Site. BIM information extends beyond individual buildings to the site as a whole. With a site facility management model, you can capture information about exterior components such as generators, maintenance pads, and parking spaces. This allows the facility manager to coordinate maintenance processes for the entire campus in one place. The facility maintenance team can quickly access the construction material and product information of a site element needing maintenance. For example, if 14 potholes in the parking lot will be repaired on Wednesday, the model can show whether the road is concrete or asphalt. A scope of repair drawing could be produced that provides the amount of material and cost of repair. In addition, a record of maintenance could be added to the model indicating when the repair is scheduled and completed. A notification can be sent to all campus employees ahead of time showing exact locations affected and temporary detours to avoid the maintenance efforts. With all this information available, the work doesn’t have to disrupt operations at all.
Connecting + Talent
Today’s tools offer even more critical opportunities to assist facility management. Software applications can embed training material, cut sheets, and maintenance schedules, as well as links to supplier Internet pages. With cloud-based tools, the facility management model can be viewed remotely from tablets or smartphones in real time, even when employees are not connected to their office computers.
BIM also revitalizes the traditional goal of a master planner with opportunities for the life cycling of the facility. Everyone understands the importance of quick access to information, but to achieve the comprehensive and instantaneous access that is being demanded in many industries, these tools need to be implemented in all processes, from construction to facility management.
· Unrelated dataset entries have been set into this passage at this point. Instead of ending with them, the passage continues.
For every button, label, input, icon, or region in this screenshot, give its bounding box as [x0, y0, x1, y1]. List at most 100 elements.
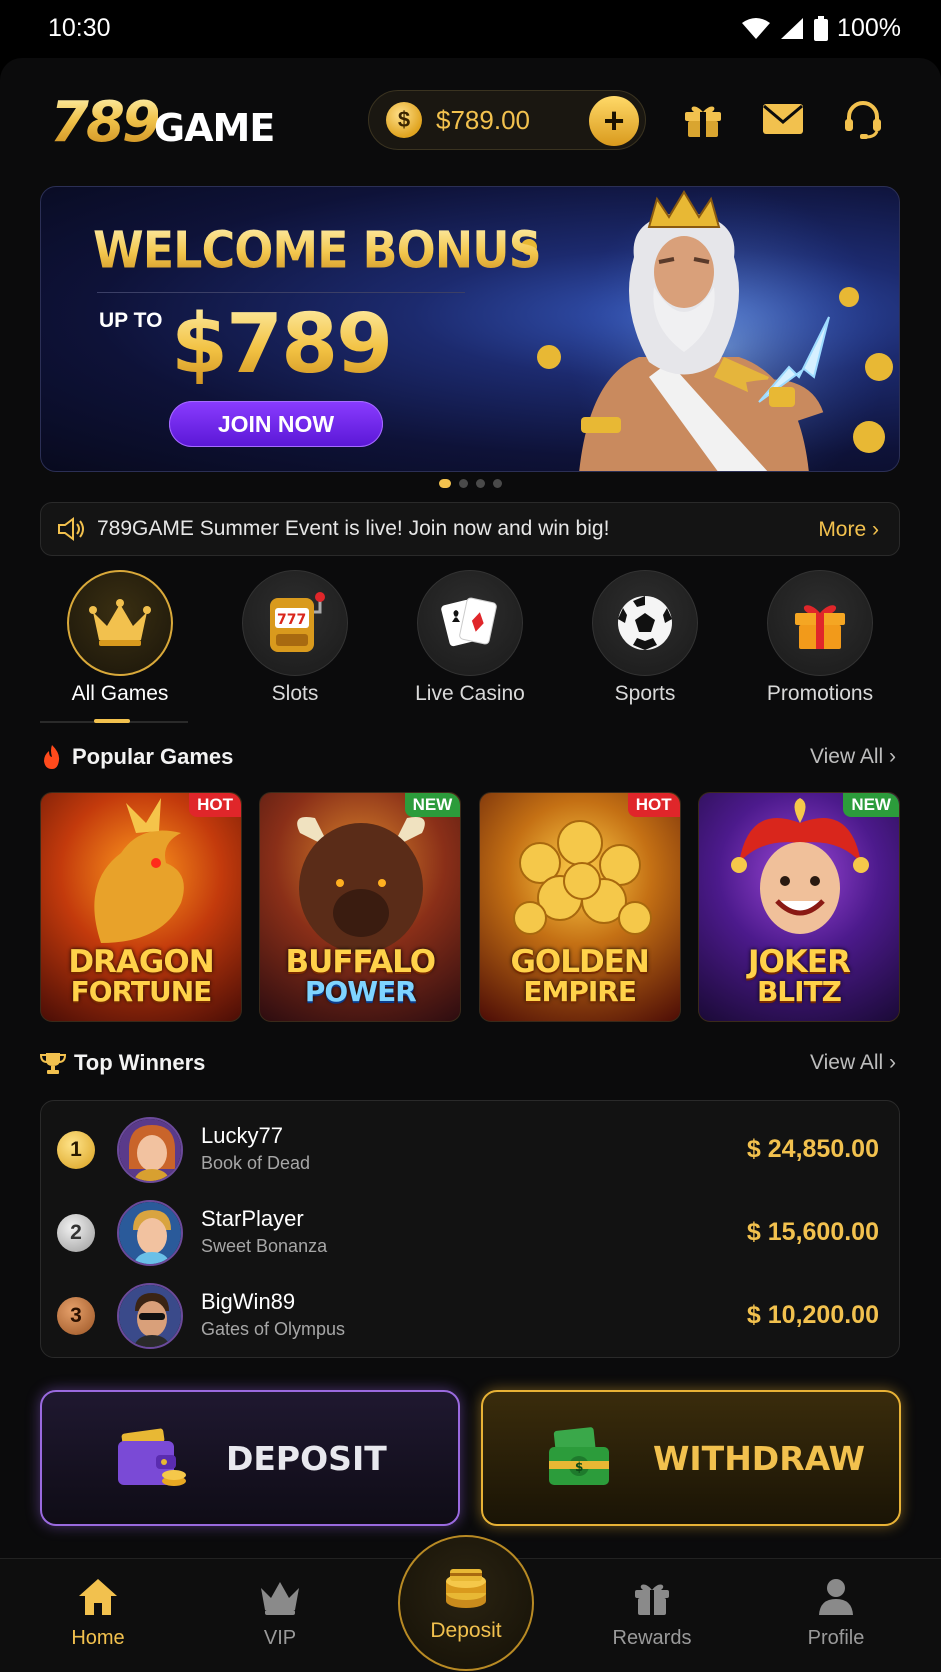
battery-percentage: 100% — [837, 14, 901, 42]
tab-slots[interactable]: 777 Slots — [215, 570, 375, 705]
game-title: GOLDEN EMPIRE — [480, 947, 680, 1007]
cash-icon: $ — [549, 1427, 609, 1485]
winner-game: Book of Dead — [201, 1153, 311, 1173]
game-title-line2: POWER — [304, 975, 417, 1008]
bottom-nav-bar: Home VIP Deposit Rewards Profile — [0, 1535, 941, 1672]
fire-icon — [44, 745, 60, 769]
banner-amount: $789 — [171, 297, 393, 392]
trophy-icon — [40, 1053, 66, 1074]
tab-label: All Games — [71, 682, 169, 705]
dragon-illustration — [94, 798, 184, 943]
nav-profile[interactable]: Profile — [776, 1575, 896, 1650]
game-title: DRAGON FORTUNE — [41, 947, 241, 1007]
tab-live-casino[interactable]: Live Casino — [390, 570, 550, 705]
promo-banner[interactable]: WELCOME BONUS UP TO $789 JOIN NOW — [40, 186, 900, 472]
game-card-dragon-fortune[interactable]: HOT DRAGON FORTUNE — [40, 792, 242, 1022]
winner-amount: $ 10,200.00 — [746, 1301, 879, 1329]
game-title: JOKER BLITZ — [699, 947, 899, 1007]
announcement-bar[interactable]: 789GAME Summer Event is live! Join now a… — [40, 502, 900, 556]
winner-name: StarPlayer — [201, 1206, 304, 1231]
game-title-line1: JOKER — [748, 944, 851, 980]
nav-label: Profile — [807, 1627, 865, 1649]
nav-deposit[interactable]: Deposit — [398, 1535, 534, 1671]
banner-divider — [97, 292, 465, 293]
hot-badge: HOT — [627, 793, 680, 817]
winner-game: Sweet Bonanza — [201, 1236, 328, 1256]
status-time: 10:30 — [48, 14, 111, 42]
gold-coins-illustration — [512, 820, 652, 935]
winner-name: Lucky77 — [201, 1123, 283, 1148]
carousel-dot[interactable] — [493, 479, 502, 488]
balance-pill[interactable]: $ $789.00 + — [368, 90, 646, 150]
carousel-dot[interactable] — [459, 479, 468, 488]
signal-icon — [781, 17, 804, 39]
new-badge: NEW — [404, 793, 461, 817]
nav-label: Rewards — [612, 1627, 692, 1649]
game-title: BUFFALO POWER — [260, 947, 460, 1007]
deposit-label: DEPOSIT — [226, 1438, 387, 1478]
winner-row[interactable]: 2 StarPlayer Sweet Bonanza $ 15,600.00 — [41, 1198, 901, 1268]
avatar — [117, 1200, 183, 1266]
game-title-line1: GOLDEN — [510, 944, 649, 980]
tab-sports[interactable]: Sports — [565, 570, 725, 705]
view-all-winners-link[interactable]: View All › — [810, 1051, 896, 1075]
app-screen: 789 GAME $ $789.00 + WELCOME BONUS UP TO… — [0, 58, 941, 1672]
add-funds-button[interactable]: + — [589, 96, 639, 146]
status-bar: 10:30 100% — [0, 0, 941, 58]
carousel-dots[interactable] — [0, 479, 941, 488]
slot-machine-icon: 777 — [270, 592, 325, 652]
tab-label: Slots — [271, 682, 319, 705]
view-all-games-link[interactable]: View All › — [810, 745, 896, 769]
soccer-ball-icon — [618, 596, 672, 650]
tab-label: Sports — [614, 682, 676, 705]
wifi-icon — [742, 17, 771, 39]
tab-label: Promotions — [766, 682, 874, 705]
rank-badge: 1 — [57, 1131, 95, 1169]
carousel-dot[interactable] — [439, 479, 451, 488]
rank-badge: 3 — [57, 1297, 95, 1335]
rank-badge: 2 — [57, 1214, 95, 1252]
game-card-joker-blitz[interactable]: NEW JOKER BLITZ — [697, 792, 900, 1022]
gift-icon[interactable] — [680, 96, 726, 142]
nav-home[interactable]: Home — [38, 1575, 158, 1650]
winner-row[interactable]: 3 BigWin89 Gates of Olympus $ 10,200.00 — [41, 1281, 901, 1351]
winner-row[interactable]: 1 Lucky77 Book of Dead $ 24,850.00 — [41, 1115, 901, 1185]
headset-icon[interactable] — [840, 96, 886, 142]
more-link[interactable]: More › — [818, 518, 879, 542]
app-logo[interactable]: 789 GAME — [50, 90, 275, 155]
tab-label: Live Casino — [415, 682, 525, 705]
gift-icon — [635, 1584, 669, 1615]
join-now-button[interactable]: JOIN NOW — [169, 401, 383, 447]
announcement-text: 789GAME Summer Event is live! Join now a… — [97, 517, 610, 540]
nav-vip[interactable]: VIP — [220, 1575, 340, 1650]
carousel-dot[interactable] — [476, 479, 485, 488]
nav-rewards[interactable]: Rewards — [592, 1575, 712, 1650]
game-title-line1: BUFFALO — [285, 944, 437, 980]
game-title-line2: EMPIRE — [523, 975, 637, 1008]
gift-icon — [795, 605, 845, 649]
game-card-buffalo-power[interactable]: NEW BUFFALO POWER — [259, 792, 462, 1022]
balance-amount: $789.00 — [436, 104, 530, 135]
new-badge: NEW — [843, 793, 899, 817]
home-icon — [79, 1579, 117, 1615]
buffalo-illustration — [297, 817, 426, 953]
withdraw-button[interactable]: $ WITHDRAW — [481, 1390, 901, 1526]
section-title: Popular Games — [72, 744, 234, 769]
top-winners-list: 1 Lucky77 Book of Dead $ 24,850.00 2 Sta… — [40, 1100, 900, 1358]
popular-games-row: HOT DRAGON FORTUNE NEW BUFFALO POWER HOT… — [40, 792, 900, 1022]
nav-label: Home — [71, 1627, 125, 1649]
wallet-icon — [118, 1428, 186, 1486]
game-card-golden-empire[interactable]: HOT GOLDEN EMPIRE — [478, 792, 681, 1022]
tab-promotions[interactable]: Promotions — [740, 570, 900, 705]
deposit-button[interactable]: DEPOSIT — [40, 1390, 460, 1526]
mail-icon[interactable] — [760, 96, 806, 142]
coin-icon: $ — [386, 102, 422, 138]
banner-title: WELCOME BONUS — [93, 220, 542, 280]
battery-icon — [814, 15, 829, 41]
svg-text:$: $ — [575, 1460, 583, 1474]
tab-all-games[interactable]: All Games — [40, 570, 200, 705]
nav-label: Deposit — [430, 1619, 502, 1642]
avatar — [117, 1283, 183, 1349]
game-title-line2: BLITZ — [756, 975, 842, 1008]
logo-number: 789 — [50, 90, 161, 155]
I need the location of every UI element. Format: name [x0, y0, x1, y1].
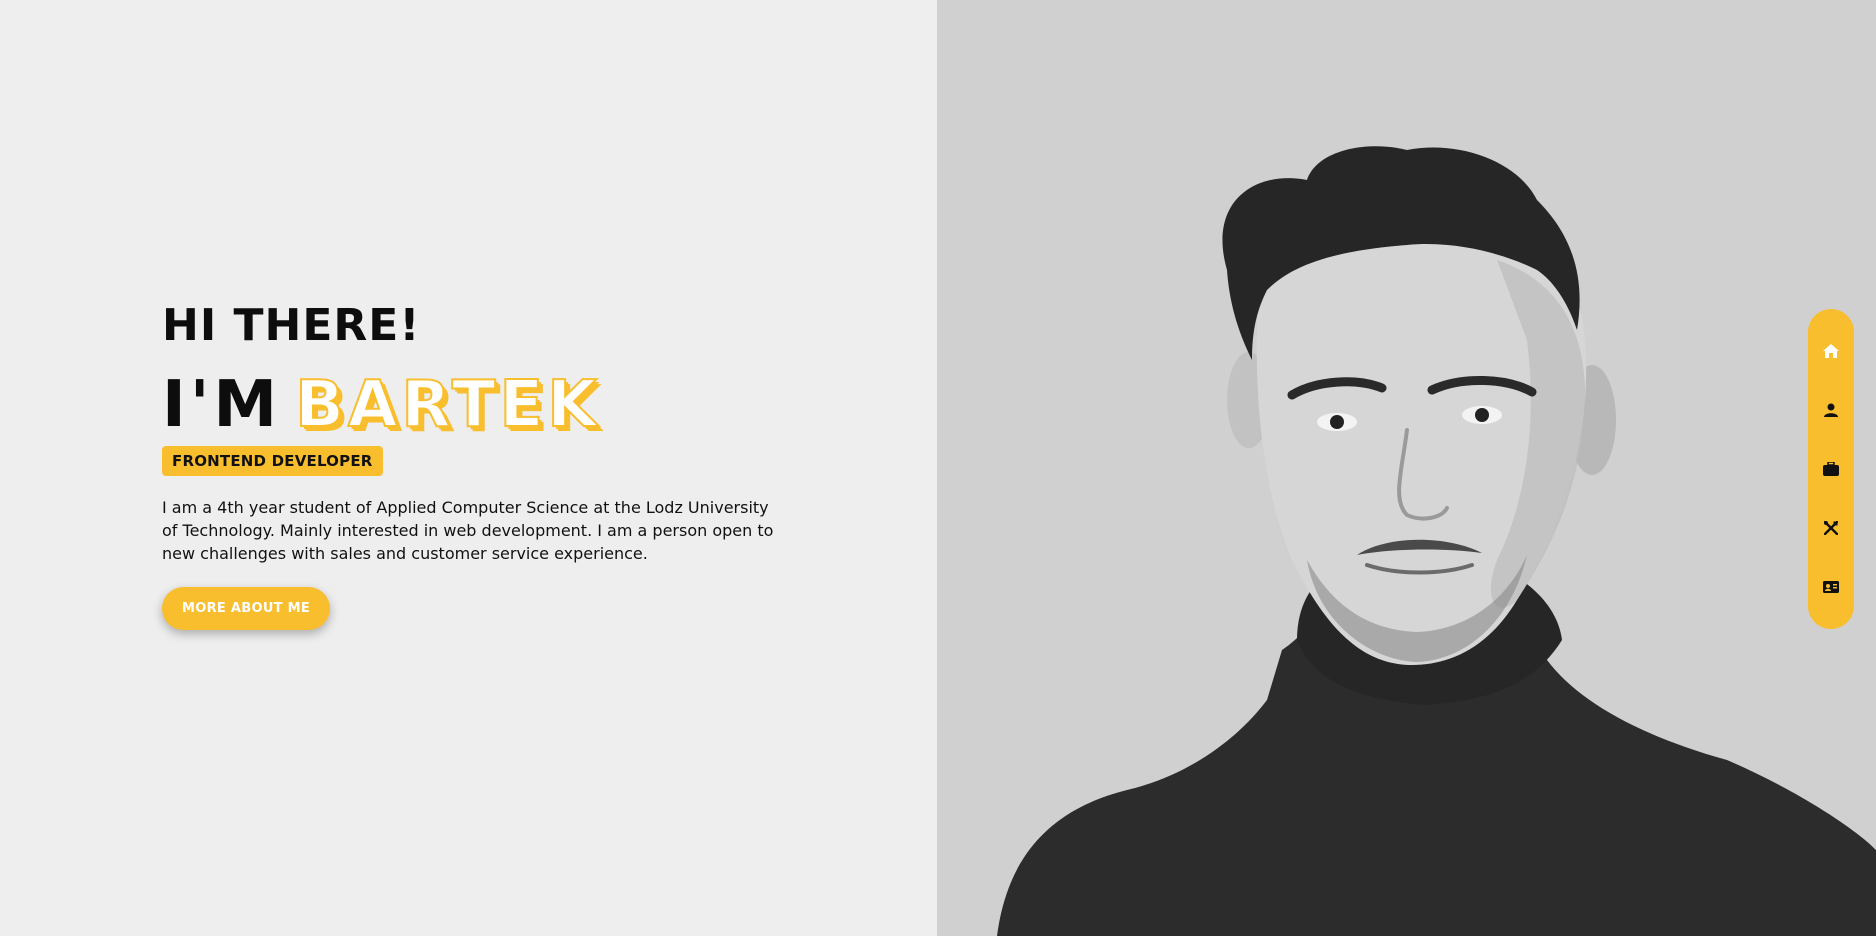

BIM can even serve as a recruitment tool for young graduates who are looking for new (or better) jobs and are considering how technically sophisticated their prospective employer is. Will the job let the employee work remotely or will they be handcuffed to their cubicle? Are cutting-edge technologies implemented to allow employees to do their job more efficiently and effectively? If the company uses BIM processes for facility management, it is a sure sign of an organization that is looking to the future and not doing things because that is the way it has always been done.
Cost-effective facility management is a byproduct of good planning and design. Through planning ahead, optimizing value for facilities, equipment, and site lifecycle issues, as well as providing new levels of technological linkage, BIM successfully supports instant, precise, and user-friendly access to efficient facility management for the future.